C. LES ACCIDENTS DE RIVE GAUCHE DU VALLON DE LANCHÂTRA
Nous décrirons ici les observations effectuécs le long de la longue crète septentrionale de la Roche de la Muzelle, en rive gauche du Torrent de la Pisse de Lanchâtra.
1. Au nord de la Coche, le cristallin de la crète du Cloutet constitue un éperon fiché du nord vers le sud dans le Lias schisteux du Ranc oriental du synclinal de Lanchâtra. Le contact des schistes argileux sur le cristallin est marqué très localement par des lambeaux d'enduit bréchique épais de quelques centimètres à quelques décimètres dont l'aspect mylonitique (présence d'une pâte pélitique à fins fragments quartzeux et feldspathiques, anguleux, non classés) peut néanmoins être dû à la tectonisation d'un placage sédimentaire. Ceci serait en accord avec le fait que les deux failles, convergentes vers le sud, qui limitent l'éperon du Cloutet représentent des prolongements, au sud du Vénéon, des accidents synsédimentaires décrits plus haut en rive droite de ce cours d'eau. Elles pourraient donc ici faire figure des deux flancs d'un horst repris et basculé vers l'ouest lors de la formation du synclinal de Lanchâtra.
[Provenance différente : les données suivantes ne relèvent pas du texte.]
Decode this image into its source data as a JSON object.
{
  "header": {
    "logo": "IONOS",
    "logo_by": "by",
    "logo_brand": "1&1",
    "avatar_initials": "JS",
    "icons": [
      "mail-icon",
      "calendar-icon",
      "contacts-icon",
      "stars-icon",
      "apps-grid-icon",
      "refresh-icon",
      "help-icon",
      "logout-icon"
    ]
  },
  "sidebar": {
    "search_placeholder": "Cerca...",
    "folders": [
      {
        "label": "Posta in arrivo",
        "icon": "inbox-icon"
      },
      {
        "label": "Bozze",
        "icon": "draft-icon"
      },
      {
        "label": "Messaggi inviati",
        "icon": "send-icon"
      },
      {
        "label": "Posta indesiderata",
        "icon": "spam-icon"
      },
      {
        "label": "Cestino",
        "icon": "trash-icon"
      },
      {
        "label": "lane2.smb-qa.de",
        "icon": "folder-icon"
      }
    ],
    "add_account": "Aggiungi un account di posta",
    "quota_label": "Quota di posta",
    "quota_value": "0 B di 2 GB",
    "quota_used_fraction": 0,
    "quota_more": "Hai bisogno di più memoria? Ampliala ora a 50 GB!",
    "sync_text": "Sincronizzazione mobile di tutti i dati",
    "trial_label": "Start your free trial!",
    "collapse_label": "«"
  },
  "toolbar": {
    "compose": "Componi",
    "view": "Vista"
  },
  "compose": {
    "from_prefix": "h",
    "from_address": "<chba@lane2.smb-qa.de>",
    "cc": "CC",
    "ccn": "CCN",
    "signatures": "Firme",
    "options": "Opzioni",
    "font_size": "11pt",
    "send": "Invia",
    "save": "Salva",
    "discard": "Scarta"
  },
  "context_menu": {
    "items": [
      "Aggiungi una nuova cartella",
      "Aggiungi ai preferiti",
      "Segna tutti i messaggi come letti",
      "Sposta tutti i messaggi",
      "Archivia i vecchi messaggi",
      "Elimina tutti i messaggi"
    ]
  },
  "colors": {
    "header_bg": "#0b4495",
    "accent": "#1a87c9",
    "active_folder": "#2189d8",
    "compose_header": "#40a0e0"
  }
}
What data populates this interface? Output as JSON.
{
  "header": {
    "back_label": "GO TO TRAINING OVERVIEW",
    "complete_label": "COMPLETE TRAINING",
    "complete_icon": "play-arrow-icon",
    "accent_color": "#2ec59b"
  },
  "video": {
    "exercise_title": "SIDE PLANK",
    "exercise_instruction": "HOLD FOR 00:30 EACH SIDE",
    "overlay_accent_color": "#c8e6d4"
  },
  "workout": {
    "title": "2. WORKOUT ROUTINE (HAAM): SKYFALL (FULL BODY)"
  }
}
2. Au flanc est de la cime du Pied de Bary (fig. 4A), entre la cabane des Fréaux et le ravin de la Combe de Replat, le Lias schisteux repose sur le cristallin sans intercalation de Lias calcaire. Ici, par contre, le contact est sans conteste stratigraphique car il est marqué par de beaux placages de brèches (*) à matériel cristallin et dolomitique (en blocs décimétriques) localement interstratifiés de calcaires liasiques. En plusieurs points, nous avons pu constater la présence de panneaux décamétriques de cristallin interstratifiés dans la brèche ou même l'existence de lits de brèches s'insinuant sous des lames de cristallin apparemment massif: en fait il apparaît donc que ces brèches ont dû être alimentées par le glissement et le démantèlement, sur une paléopente. d'olistholites détachés, par tranches successives, de la surface primitive du cristallin. L'effilement vers l'est de ces olistholites permet de conclure que l'amont de la paléopente se trouvait plutôt vers l'ouest (amont actuel). L'âge de leur mise en place serait principalement antérieur au dépôt du Lias schisteux, que nous n'avons pas vu s'interstratifier dans la brèche et qui la recouvre toujours.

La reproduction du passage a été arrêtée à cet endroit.